Earlier this month, a Georgia Superior Court issued a breathtaking restraining order against Matthew Chan, the operator of a copyright troll criticism message board, holding him responsible for the posts of his users.  As part of the Court’s reasoning, Judge Frank Jordan wrote:

As the owner and operator of the site, Respondent has the ability to remove posts in his capacity as the moderator. However, Respondent chose not to remove posts that were personally directed at [Petitioner Linda] Ellis and would cause a reasonable person to fear for her safety.

The Court used this as a basis to order Chan “to remove all posts relating to Ms. Ellis.” All posts, not just posts that might threaten Ellis, or even just those written by Chan.  This woefully overboard restraint on speech not only threatens freedom of expression, it also ignores Section 230 of the Communications Decency Act, the legal cornerstone upon which all user-generated content websites are built.

Background: The Troll Went Down to Georgia

Chan operates Extortion Letter Info, a website dedicated to providing information for recipients of settlement demand letters about copyright infringements. It hosts forums, including some message boards (currently unavailable) that discussed Linda Ellis, the notorious poem copyright troll.  

Ellis wrote an inspirational poem, The Dash, and its sentimental musings on the value of focusing on the important things in life resonated with quite a few people, some of whom posted it online on blogs and websites. The poem isn’t going to win the Nobel Prize for Literature, but it led to a career. Between gigs as a motivational speaker, Ellis has a side business of sending copyright infringement notices to alleged infringers, threatening the maximum statutory damages of $150,000 plus attorneys fees. However, she will settle her claims for infringement of the poem, which is available for free on her website, for a mere $7,500.

Eventually Chan and his message board got involved, and people began to comment about Ellis and her demand letters. As many copyright trolls have found, their tactics are often reviled and frequently criticized. As we understand it, many comments on the board were quite negative. According to Ellis, some of these posts, by Chan and others, went beyond the pale, and amounted to stalking and cyber-bullying. She went to a Superior Court in Georgia to get a restraining order against Chan.

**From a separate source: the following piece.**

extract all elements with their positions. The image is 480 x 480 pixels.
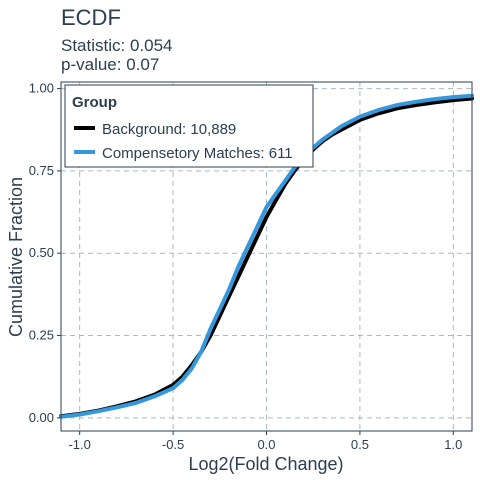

Legal Analysis: The Court Order is Overbroad and Dangerous

Stalking and harassment are serious charges, and require a serious and well-reasoned response. The overbroad order is wrong because it violates the First Amendment and federal law. 

Under the First Amendment, courts limit injunctions in restraint of speech to the rare circumstances when (1) the activity to be restrained poses either a clear and present danger or a serious and imminent threat to a protected competing interest, (2) the order is narrowly drawn and (3) less restrictive alternatives are not available.   

Since the message boards are now down, we can’t read what the messages may have said.  But the Court’s order cannot stand, even assuming that some posts fell below the level of protected speech under the strict true threat test: “A true threat is a serious threat and not words uttered as mere political argument, idle talk, or jest.” It has to be considered in context, and with “a commitment to the principle that debate on public issues should be uninhibited, robust, and wide-open.”

Removing “all posts relating to Ms. Ellis” is neither narrowly tailored nor the least restrictive means of addressing any true threats. It fails the First Amendment test because of the collateral damage: it will take down constitutionally-protected criticism of the copyright troll and her demands for money. For example, Ellis complained that “there were vile posts of blasphemy.” While blasphemy is doubtless offensive to Ellis, it remains protected speech. 

The Georgia Court’s overreaching order against Chan also contradicts federal law because it holds a service provider to account for users' posts. Section 230 protects websites that host content posted by users, providing immunity for a website from state law claims (including criminal law) based on the publication of "information provided by another information content provider."

There is no exception to Section 230 when the provider can remove content, but fails to do so. To the contrary, as the Fourth Circuit cogently explained in Zeran v. America Online, one of the first major Section 230 decisions, 

[L]awsuits seeking to hold a service liable for its exercise of a publisher’s traditional editorial functions – such as deciding whether to publish, withdraw, postpone or alter content – are barred. The purpose of this statutory immunity is not difficult to discern. Congress recognized the threat that tort-based lawsuits pose to freedom of speech in the new and burgeoning Internet medium. 

While Georgia is not in the Fourth Circuit, the state Supreme Court has recognized and cited Zeran.  Since Zeran, court after court has recognized the same principle: “so long as a third party willingly provides the essential published content, the interactive service provider receives full immunity regardless of the specific editing or selection process."

Instead, the responsibility lies with the speaker. Everyone who posted on the board is responsible for what they wrote, including Chan, though they also enjoy the rights to speak freely enshrined within the Constitutions of the United States and Georgia, including the right to anonymous speech.  

The Court’s ruling, ignoring the safe harbor for a website’s editorial decisions, is dangerous because it threatens freedom of expression throughout the internet.  All message board operators, and indeed all websites that host user content, have the ability to remove posts.  Even message board moderators, often unpaid volunteers, have that ability as part of their job.  If the decision were taken to mean that operators are responsible for whatever users post, websites will have no choice but to censor anything marginally questionable.  Moderators, ironically a necessity to keep boards on topic and within the online community’s standards, will become hard to find. 

Fortunately, this is not the law, and so the internet has been able to thrive as the most vibrant medium of expression the world has ever known. Hopefully the Georgia Court of Appeals will correct the trial court's mistake, and overrule the dangerous language in the Order.